Quand nous étions dans le néant, si nous eussions été capables de penser, aurions-nous pu nous former une idée de notre existence? Et maintenant que nous sommes dans cette existence

ténébreuse et fugitive, pouvons-nous prévoir ce qu'il y a au delà de la mort par où nous devons sortir? Dieu a-t-il besoin, comme l'homme, du petit globe de notre terre pour servir de théâtre à son intelligence et à sa bonté, et n'a-t-il pu plonger la vie humaine que dans les champs de la mort? Il n'y a pas dans l'Océan une seule goutte d'eau qui ne soit pleine d'êtres vivants qui ressortissent à nous, et il n'existerait rien pour nous parmi tant d'astres qui roulent sur nos têtes! Quoi! il n'y aurait d'intelligence suprême et de bonté divine précisément que là où nous sommes! et, dans ces globes rayonnants et innombrables, dans ces champs infinis de lumière qui les environnent, que ni les orages, ni les nuits n'obscurcissent jamais, il n'y aurait qu'un espace vain et un néant éternel! Si nous, qui ne nous sommes rien donné, osions assigner des bornes à la puissance de laquelle nous avons tout reçu, nous pourrions croire que nous sommes ici sur les limites de son empire, où la vie se débat avec la mort, et l'innocence avec la tyrannie!
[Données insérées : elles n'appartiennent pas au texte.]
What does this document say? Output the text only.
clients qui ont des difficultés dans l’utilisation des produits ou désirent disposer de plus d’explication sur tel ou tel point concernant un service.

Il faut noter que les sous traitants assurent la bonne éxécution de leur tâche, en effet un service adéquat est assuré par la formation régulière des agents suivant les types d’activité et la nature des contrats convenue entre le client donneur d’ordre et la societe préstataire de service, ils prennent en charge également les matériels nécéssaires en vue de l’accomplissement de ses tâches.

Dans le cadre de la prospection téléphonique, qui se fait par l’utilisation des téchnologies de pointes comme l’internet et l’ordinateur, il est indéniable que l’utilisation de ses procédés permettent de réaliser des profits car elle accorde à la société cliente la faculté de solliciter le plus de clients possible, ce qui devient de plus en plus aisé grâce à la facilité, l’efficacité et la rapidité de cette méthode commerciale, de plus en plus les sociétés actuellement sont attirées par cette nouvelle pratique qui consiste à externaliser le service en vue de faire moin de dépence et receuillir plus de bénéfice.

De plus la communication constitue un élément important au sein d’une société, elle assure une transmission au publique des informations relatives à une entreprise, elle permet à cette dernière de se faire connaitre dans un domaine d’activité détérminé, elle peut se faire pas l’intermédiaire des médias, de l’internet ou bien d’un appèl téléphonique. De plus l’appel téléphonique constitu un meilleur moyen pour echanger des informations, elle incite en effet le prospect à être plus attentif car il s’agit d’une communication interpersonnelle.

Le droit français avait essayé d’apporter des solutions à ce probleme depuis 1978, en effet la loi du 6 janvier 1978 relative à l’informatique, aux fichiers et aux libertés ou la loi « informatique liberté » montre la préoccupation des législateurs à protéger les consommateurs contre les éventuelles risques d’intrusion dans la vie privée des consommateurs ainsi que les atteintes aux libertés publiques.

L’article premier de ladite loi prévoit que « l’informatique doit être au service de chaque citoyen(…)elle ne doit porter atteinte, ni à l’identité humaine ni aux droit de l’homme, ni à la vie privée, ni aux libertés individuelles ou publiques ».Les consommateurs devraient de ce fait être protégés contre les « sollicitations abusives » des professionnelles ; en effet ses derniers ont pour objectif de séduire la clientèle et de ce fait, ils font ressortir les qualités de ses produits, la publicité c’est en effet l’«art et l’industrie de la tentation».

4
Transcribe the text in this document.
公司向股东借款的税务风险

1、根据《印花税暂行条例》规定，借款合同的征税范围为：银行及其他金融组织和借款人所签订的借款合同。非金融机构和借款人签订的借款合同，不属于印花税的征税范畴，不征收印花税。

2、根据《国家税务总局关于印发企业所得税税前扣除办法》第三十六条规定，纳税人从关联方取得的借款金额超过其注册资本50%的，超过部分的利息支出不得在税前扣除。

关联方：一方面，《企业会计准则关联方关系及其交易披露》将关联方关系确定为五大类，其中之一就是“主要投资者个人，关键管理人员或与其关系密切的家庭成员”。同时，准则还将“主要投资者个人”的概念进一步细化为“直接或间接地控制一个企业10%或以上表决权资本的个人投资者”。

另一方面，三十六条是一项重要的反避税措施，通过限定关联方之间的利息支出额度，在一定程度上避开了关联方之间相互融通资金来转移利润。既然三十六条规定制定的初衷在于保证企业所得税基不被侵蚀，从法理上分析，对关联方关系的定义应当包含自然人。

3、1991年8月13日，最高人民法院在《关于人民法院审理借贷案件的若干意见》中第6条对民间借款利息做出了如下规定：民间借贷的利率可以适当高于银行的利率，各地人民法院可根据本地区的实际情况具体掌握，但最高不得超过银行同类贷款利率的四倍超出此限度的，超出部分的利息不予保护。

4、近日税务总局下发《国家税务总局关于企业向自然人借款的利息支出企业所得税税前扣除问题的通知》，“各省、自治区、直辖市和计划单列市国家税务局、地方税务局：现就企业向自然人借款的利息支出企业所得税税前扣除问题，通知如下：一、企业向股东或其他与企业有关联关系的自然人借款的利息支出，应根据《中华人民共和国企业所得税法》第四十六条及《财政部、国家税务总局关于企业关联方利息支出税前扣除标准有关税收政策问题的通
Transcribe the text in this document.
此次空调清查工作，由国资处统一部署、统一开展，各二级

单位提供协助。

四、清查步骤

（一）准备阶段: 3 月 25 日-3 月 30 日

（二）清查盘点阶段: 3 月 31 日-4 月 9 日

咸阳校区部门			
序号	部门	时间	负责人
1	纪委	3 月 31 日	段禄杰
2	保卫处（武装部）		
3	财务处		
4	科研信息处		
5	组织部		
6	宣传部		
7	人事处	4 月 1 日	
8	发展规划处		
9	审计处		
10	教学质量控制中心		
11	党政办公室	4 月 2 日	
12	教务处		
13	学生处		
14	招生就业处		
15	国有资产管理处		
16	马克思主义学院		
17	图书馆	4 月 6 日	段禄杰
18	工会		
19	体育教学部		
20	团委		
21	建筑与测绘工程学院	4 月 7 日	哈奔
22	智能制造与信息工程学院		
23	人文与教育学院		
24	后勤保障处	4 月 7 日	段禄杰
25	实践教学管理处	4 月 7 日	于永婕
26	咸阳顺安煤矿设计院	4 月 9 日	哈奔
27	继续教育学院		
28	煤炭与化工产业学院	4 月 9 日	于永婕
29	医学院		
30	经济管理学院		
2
Cela est très-élevé de ton; une suite de nobles idées exprimées avec grandeur. L'auteur commence par établir le caractère de la vertu et la nécessité des souffrances comme son épreuve; puis il montre la récompense dans une autre vie. Cette doctrine morale est d'autant plus touchante qu'elle a ici une application spéciale dans la jeune héroïne, qui ne saurait manquer d'être récompensée, après tant de vertu accompagnée d'une si grande infortune. Aussi trouvons-nous en cet endroit une chaîne de preuves sur l'immortalité de l'âme. La transition est heureuse « Celle que vous pleurez existe encore. » << Voyez, tout change sur la terre, etc. » Tous ces arguments ne sont pas de la première force. Ce n'est point par l'impossibilité de l'anéantissement de l'âme qu'il faut prouver son immortalité. L'âme, pas plus que rien de créé, n'est immortelle par sa propre vertu ; elle l'est, parce que Dieu ne veut pas qu'elle meure et que la justice du Créateur s'y oppose. Le rapprochement entre « l'Océan,

dont il n'est pas une seule goutte qui ne soit pleine, etc. » et tous ces globes où il est impossible « que rien n'existe pour nous » est pénible et peu clair. « Quand nous étions dans le néant... » Evidemment avant de naître nous ne pouvions rien connaître; mais il ne s'ensuit pas que maintenant, même « dans cette existence ténébreuse, » nous ne puissions avoir au moins un pressentiment de l'avenir.

Du reste, il faut reconnaître ici plusieurs traits d'une fausse phraséologie, des métaphores communes ou forcées, un style enfin qui fut à la mode et qui aurait dû passer. Ainsi : « La vertu élevée sur un grand théâtre et mise aux prises avec la mort; le tribut de larmes de la postérité; le monument immortel; plonger la vie humaine dans les champs de la mort. » On a beaucoup abusé de ce langage chargé de couleur, qui appartenait à l'école de J J. Rousseau, et dont nos écrivains sont encore assez prodigues. Enfin, qu'on essaie de pénétrer le sens de la phrase: « Si nous, etc. >> On y parviendra, mais non sans effort, parce qu'il y a dans ce langage beaucoup de vague et pas mal de déclamation.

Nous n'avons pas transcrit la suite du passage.